Renji mengangkat kertas lavender itu tinggi-tinggi hingga jauh dari jangkauan. Grimmjow masih berusaha merebutnya. Tapi Ichigo malah menahan tangannya dan memitingnya di lantai. Sehingga dia benar-benar tak bisa bergerak.

"Baca yang keras, babon! Pasti itu surat cinta," kata Ichigo, agak kesulitan menahan Grimmjow yang mulai berontak.

"Itu milikku! Jangan sembarangan membaca surat orang lain tanpa izin, nanas!" teriak Grimmjow, dengan volume suara yang cukup keras untuk didengar seisi sekolah.
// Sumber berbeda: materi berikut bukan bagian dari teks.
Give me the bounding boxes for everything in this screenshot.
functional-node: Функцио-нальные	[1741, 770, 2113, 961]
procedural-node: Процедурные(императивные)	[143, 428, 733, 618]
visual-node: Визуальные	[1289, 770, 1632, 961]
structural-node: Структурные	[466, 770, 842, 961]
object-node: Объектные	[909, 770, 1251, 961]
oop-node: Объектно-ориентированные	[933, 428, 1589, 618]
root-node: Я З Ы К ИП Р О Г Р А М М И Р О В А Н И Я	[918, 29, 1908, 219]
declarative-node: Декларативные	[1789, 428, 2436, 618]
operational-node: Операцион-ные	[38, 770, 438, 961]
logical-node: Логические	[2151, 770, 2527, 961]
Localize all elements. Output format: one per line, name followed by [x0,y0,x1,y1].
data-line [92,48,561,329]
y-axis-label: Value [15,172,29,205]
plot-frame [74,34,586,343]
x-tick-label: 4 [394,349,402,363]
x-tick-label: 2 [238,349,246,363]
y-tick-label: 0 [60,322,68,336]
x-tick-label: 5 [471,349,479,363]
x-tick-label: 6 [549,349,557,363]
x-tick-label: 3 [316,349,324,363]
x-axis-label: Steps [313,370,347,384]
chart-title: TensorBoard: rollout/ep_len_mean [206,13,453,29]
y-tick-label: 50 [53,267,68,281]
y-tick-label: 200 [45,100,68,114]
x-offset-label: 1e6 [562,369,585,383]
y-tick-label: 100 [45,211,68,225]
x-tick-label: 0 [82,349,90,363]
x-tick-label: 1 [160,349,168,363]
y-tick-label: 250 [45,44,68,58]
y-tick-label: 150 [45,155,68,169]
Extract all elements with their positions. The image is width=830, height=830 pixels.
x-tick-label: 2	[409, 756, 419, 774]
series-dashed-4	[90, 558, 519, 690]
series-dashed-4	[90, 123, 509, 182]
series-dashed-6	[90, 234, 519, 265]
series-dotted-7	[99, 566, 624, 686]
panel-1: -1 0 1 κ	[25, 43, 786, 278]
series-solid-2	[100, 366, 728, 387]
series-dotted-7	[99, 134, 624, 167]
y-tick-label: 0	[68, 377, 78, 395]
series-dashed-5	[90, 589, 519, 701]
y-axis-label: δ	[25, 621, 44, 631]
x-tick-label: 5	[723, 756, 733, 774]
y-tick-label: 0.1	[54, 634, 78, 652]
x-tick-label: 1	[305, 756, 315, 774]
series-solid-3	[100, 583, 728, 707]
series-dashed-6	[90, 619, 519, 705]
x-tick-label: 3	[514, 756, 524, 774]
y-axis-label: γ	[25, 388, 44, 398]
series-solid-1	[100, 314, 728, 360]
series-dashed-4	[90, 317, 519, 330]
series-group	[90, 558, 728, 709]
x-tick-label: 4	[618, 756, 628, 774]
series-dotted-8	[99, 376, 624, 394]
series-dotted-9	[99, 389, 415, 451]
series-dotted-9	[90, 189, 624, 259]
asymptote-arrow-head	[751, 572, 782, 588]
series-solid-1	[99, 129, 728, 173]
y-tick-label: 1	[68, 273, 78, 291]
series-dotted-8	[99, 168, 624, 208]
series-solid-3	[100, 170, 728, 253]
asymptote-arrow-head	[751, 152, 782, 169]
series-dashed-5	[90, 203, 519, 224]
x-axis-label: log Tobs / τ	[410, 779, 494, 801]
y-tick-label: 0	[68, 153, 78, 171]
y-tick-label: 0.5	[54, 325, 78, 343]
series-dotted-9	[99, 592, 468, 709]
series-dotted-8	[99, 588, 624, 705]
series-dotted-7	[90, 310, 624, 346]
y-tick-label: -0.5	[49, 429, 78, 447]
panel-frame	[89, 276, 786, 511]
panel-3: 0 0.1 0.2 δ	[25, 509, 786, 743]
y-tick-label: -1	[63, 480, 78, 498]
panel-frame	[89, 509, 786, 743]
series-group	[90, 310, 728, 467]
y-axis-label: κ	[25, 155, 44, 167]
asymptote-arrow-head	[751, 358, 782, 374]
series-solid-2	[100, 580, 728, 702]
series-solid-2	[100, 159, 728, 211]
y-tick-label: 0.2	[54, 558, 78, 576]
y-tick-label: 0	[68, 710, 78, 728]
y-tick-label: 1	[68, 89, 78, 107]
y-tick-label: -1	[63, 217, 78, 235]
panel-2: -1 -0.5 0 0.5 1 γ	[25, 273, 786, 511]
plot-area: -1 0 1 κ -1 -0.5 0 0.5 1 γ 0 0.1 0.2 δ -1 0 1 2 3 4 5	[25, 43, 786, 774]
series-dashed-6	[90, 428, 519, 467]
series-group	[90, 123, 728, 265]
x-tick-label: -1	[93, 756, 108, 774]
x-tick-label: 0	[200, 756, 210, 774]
Renji mengibaskan surat itu dengan satu tangan agar terbuka. Beberapa detik kemudian, terukir ekspresi shock di wajah monyetnya.

"G-Grimm, jangan bilang kalau puisi ini buatanmu," kata Renji shock.

"Memang bukan," jawab Grimmjow yang akhirnya bisa melepaskan diri dari Ichigo.

"Puisi dari fans-mu?" Ichigo merebut kertas lavender itu dari tangan Renji. "Atau... Dari mantan pacarmu?" tambahnya setelah membaca isinya.

Grimmjow menggeleng. "Entahlah, aku menemukannya terselip di pintu lockerku. Sudah 3 kali berturut-turut," dia mengeluarkan dua sisanya dari tas.

Jeruk dan Nanas itu buru-buru merebut lalu membaca kertas yang dikeluarkan Grimmjow. Kemudian merangkainya jadi satu, dimulai dari puisi yang diterima Grimmjow paling awal. Hingga yang barusan mereka baca.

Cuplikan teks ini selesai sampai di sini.